2.1.2. Vers une performance organisationnelle aux contours variables

La prise en compte des objectifs divergents des différents acteurs a fait évoluer la notion de performance dans les organisations. Pour Barabel & Meier (2010), la performance organisationnelle a pour but de mesurer l’organisation dans son ensemble et de prendre en considération la capacité à satisfaire l’ensemble des acteurs. Dans cette perspective, une mesure simple de performance n’est plus possible, il faut plutôt analyser l’organisation au niveau des processus créant de la valeur, puis rechercher des indicateurs de performance complexes qui prennent en charge la multi-dimensionnalité.
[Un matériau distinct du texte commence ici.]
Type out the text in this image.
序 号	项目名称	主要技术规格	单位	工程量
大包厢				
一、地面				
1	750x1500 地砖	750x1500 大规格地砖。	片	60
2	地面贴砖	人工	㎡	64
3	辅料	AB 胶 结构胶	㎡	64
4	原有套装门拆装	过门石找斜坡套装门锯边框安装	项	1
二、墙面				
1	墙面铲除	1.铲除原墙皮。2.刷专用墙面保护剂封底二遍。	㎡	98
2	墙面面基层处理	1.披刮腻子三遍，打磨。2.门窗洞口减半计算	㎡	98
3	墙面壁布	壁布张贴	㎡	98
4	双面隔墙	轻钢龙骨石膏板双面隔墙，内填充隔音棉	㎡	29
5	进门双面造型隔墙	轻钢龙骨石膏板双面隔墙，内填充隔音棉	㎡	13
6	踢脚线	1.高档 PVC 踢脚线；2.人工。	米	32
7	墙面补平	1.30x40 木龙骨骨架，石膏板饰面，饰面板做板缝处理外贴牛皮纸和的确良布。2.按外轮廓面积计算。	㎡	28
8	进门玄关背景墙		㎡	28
La littérature actuelle reste confuse sur la notion de performance organisationnelle, et il semblerait que la performance globale ou encore durable y soit plus ou moins confondue. Cette notion de performance globale a émergé en Europe avec le développement durable et émane de « la déclinaison des principes du développement durable à l’échelle des entreprises

par le biais de la responsabilité sociétale » (p.2), en intégrant volontairement à la

performance économique, des dimensions sociales et environnementales (Dohou & Berland, 2007) : il faut à la fois produire bien et adopter un comportement éthique (Berland, 2010). Pourtant, l’éthique et la rationalité économique ne sont pas sur le même plan, ce qui crée des problèmes lorsqu’une organisation fait ses choix stratégiques en ignorant l’une ou l’autre. Pour La Villarmois (2001), la performance, pilier des systèmes, occupe une place centrale dans les mécanismes de contrôle : « il faut être performant partout et tout de suite » (Berland, 2010, p.12). Dohou & Berland (2007) notent que la notion de performance se diversifie et a un regain d’usage. Aujourd’hui, les organisations tentent de maintenir ensemble la dimension financière et les autres dimensions subjectives de la performance, en repositionnant

radicalement la gestion des ressources humaines au cœur de la constitution du travail (Hubault, 2005).